Officials from the Federal Emergency Management Agency said it appeared that 68,000 homes in Harris County, most of them in Houston, were flooded by Harvey, though they are still tallying the damage.

Floyd Jennings is among the residents whose houses were built before 1985 and not subject to the flood-protection codes.

His 1968 home took on a few inches of water, forcing him to tear out the flooring, junk his car and discard a refrigerator that was in the garage. Even so, he considers himself lucky compared with others in his area whose houses took on several feet of water.

"It doesn't take too much flooding to cause damage," said Jennings, a lawyer and psychologist who supervises the mental health unit of the Harris County public defender's office. "I will never make fun of an old codger building an ark in his backyard."

Not all newer construction fared better.

When Paul Womack's house was built in 2003, it was not in a federally designated flood zone, and so the new codes did not apply. Several years after he purchased the home, flood maps were redrawn to include it in the 500-year zone.

During Harvey, the house took on 5 or 6 inches of water, destroying doors, cabinets, furniture and flooring, while he, his wife and two children remained dry upstairs. The flood came so fast that they didn't have time to drive out, Womack said.

The damage will run about $50,000 or $60,000, much of which will be covered by federal flood insurance. It was the second time in 18 months that the house flooded.

Womack said he thought about a retirement home in the Texas hill country. But until then he figures he'll have to live with the risk. "The majority of people do what I am doing, tear it down, remodel and repair it when it floods," he said. "If you live near a bayou, you are going to get flooded."

The biggest challenge for Houston is what to do about all the older houses. It can cost hundreds of thousands of dollars to improve the safety of a low-lying house.

In 2016, after his home in Houston's Meyerland neighborhood flooded for the second time in two years, Drew Shefman gave himself a choice: move or elevate his house.

In August, crews began digging tunnels under the footings and slab, inserting beams that would be jacked up 10 feet. The lift was scheduled for Sept. 1. But as forecasts of Hurricane Harvey became more worrisome, his contractor moved up the schedule. Nearly half the lift was completed one day before the storm hit.

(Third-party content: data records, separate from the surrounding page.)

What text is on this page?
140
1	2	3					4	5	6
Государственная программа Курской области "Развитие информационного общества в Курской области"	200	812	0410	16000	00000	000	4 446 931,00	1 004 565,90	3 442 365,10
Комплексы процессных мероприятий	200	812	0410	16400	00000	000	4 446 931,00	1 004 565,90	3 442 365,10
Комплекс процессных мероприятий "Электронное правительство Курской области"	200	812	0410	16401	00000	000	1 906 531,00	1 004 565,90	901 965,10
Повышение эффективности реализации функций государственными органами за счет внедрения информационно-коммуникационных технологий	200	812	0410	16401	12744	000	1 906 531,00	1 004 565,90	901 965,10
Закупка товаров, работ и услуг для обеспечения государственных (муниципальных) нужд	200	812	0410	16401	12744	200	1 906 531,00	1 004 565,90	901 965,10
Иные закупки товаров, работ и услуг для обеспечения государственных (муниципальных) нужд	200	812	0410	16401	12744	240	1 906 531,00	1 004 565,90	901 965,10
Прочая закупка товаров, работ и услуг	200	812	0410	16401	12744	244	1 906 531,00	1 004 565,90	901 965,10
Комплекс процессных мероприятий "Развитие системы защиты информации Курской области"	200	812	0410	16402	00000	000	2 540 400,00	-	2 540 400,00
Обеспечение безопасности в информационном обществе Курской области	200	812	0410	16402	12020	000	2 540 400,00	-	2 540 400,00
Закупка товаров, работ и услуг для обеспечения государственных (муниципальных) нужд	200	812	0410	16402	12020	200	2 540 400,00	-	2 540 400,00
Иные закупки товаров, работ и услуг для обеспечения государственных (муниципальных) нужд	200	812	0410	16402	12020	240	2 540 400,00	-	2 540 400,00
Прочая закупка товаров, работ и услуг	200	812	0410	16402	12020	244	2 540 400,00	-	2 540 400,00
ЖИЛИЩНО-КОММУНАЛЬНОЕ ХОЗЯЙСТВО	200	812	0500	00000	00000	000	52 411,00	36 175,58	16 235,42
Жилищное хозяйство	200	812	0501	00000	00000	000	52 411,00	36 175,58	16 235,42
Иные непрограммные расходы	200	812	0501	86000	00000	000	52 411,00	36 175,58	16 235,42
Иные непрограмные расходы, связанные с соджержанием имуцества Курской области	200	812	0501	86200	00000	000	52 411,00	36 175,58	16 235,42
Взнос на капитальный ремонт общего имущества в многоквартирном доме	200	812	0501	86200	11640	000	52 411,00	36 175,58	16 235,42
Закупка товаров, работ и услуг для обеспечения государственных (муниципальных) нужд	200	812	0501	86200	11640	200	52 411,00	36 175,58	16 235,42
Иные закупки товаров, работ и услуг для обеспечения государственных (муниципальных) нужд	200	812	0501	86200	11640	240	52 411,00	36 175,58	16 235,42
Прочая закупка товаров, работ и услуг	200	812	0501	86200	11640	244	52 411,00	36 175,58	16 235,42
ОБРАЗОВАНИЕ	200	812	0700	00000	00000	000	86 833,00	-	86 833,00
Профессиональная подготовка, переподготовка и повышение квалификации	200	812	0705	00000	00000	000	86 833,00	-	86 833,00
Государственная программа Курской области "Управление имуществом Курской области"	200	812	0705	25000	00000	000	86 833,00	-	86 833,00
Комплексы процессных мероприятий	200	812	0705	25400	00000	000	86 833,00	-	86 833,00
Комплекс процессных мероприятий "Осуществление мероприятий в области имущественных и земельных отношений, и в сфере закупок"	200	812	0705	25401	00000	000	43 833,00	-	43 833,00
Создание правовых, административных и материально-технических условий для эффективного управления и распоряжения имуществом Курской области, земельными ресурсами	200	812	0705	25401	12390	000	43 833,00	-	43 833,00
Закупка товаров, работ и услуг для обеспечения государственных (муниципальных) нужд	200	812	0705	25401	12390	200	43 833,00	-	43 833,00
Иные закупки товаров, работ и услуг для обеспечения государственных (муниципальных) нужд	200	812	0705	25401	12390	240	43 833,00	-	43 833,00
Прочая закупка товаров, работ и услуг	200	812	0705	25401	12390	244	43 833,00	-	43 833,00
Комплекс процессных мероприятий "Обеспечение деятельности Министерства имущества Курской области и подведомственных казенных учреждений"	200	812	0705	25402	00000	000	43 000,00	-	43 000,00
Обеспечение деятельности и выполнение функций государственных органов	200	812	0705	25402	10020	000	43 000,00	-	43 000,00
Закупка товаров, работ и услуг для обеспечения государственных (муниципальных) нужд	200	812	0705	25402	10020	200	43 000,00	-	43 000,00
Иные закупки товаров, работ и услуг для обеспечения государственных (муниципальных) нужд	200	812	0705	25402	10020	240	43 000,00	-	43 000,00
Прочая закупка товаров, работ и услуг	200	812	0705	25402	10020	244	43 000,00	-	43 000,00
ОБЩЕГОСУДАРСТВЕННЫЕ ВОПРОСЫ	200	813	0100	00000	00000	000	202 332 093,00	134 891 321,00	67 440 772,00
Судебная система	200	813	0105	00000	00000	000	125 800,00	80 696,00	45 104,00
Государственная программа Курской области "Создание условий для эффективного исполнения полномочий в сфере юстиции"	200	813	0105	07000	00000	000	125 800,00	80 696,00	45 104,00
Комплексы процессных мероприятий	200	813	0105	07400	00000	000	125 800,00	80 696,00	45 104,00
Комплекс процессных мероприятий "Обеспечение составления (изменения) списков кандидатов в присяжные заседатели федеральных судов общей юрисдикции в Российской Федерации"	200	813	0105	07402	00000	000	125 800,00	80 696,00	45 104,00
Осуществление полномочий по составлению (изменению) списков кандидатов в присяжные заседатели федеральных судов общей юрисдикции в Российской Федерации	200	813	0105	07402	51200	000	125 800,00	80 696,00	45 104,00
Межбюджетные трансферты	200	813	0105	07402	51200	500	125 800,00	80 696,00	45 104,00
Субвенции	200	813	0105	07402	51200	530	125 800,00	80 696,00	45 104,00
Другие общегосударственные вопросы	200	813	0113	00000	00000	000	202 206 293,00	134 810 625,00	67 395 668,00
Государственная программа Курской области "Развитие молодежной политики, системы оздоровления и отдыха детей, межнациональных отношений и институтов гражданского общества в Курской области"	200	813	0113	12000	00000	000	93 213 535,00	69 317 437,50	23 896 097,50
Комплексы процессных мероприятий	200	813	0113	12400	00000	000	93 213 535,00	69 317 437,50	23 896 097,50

"They raised us to an elevation of 56 inches, and the water line from the hurricane was at 51 inches," Shefman said.

"I feel guilty enjoying dinner with my family while my neighbors are in an apartment after losing everything," he said.

Another approach is to reduce flood risks in entire neighborhoods.

Galloway, the flood-control engineer, noted that Milwaukee is buying up houses along flood-prone rivers and removing them. In Sacramento, farmers are paid to flood their fields in the case of emergency storage needs. The most extensive civil engineering has been done in Chicago, where the city is building a multibillion-dollar network of 130 miles of tunnels that are 150 to 350 feet deep to store billions of gallons of rainwater.

Houston officials said such a network could help drain water to the Gulf of Mexico in big storms when bayous and creeks overflow their banks.

Another massive proposal would involve building a storm wall across Galveston Bay, protecting the city from a storm surge, though it would have done little to prevent the Harvey flooding.

"You can't really do anything unless you know what your risk is," Galloway said. "You can't bet on what nature is going to do."